Nos resultados dos últimos inquéritos sobre literacia financeira feitos sobre 30 países associados ao INFE (International Network for Financial Education), dos quais 17 da OCDE, Portugal surge bem colocado em termos de indicador global com 14 pontos num total de 21 possíveis e não muito distante do primeiro lugar, a França com 14,9 pontos.
Esta conclusão de que não parece haver nenhuma debilidade relativa assinalável na literacia financeira em Portugal resulta também se fizermos uma avaliação por cada uma das suas 3 principais componentes – comportamentos, conhecimentos e atitudes financeiras.
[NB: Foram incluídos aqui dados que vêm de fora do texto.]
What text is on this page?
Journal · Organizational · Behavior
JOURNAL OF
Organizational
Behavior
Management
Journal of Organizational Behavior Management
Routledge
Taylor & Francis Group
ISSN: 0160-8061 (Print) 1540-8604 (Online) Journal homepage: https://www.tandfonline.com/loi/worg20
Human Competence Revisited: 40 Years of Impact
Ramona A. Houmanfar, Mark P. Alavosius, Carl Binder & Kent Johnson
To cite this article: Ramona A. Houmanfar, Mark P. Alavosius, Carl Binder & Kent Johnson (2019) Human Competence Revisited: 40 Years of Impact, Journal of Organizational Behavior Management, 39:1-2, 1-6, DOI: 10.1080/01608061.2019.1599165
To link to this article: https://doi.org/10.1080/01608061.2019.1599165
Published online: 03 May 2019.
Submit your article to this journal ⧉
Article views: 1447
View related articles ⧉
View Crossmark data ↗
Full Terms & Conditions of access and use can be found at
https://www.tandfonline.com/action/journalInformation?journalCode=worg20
Financial literacy for investors in the securities market in Portugal.pdf (cmvm.pt)
Os primeiros sinais inquietantes e de alerta surgem na baixa penetração de produtos de poupança e na forma de encarar e preparar financeiramente a reforma
No entanto, quando aprofundamos um pouco mais começam a surgir alguns sinais de que nem tudo está tão bem como parece.
O primeiro é-nos dado pela comparação da inclusão financeira:
Comparamos bem em termos de contas de depósitos à ordem e de seguros, mas em termos de produtos de poupança estamos a 18 pontos percentuais dos restantes países da OCDE e atrás mesmo da média dos 30 países em 13 pontos percentuais.
Ao analisarmos o que se passa com o planeamento e financiamento da reforma, o principal objetivo financeiro, os sinais são inquietantes:
A maioria das pessoas não confiantes relativamente à vida na reforma, inclusive os que têm mais de 70 anos e maioritariamente já estão reformados. No escalão etário imediatamente anterior, entre os 55 e os 69 anos, que abrange aqueles que estão prestes a entrar na reforma e outros que já lá estão, a grande maioria considera que não está financeiramente preparada.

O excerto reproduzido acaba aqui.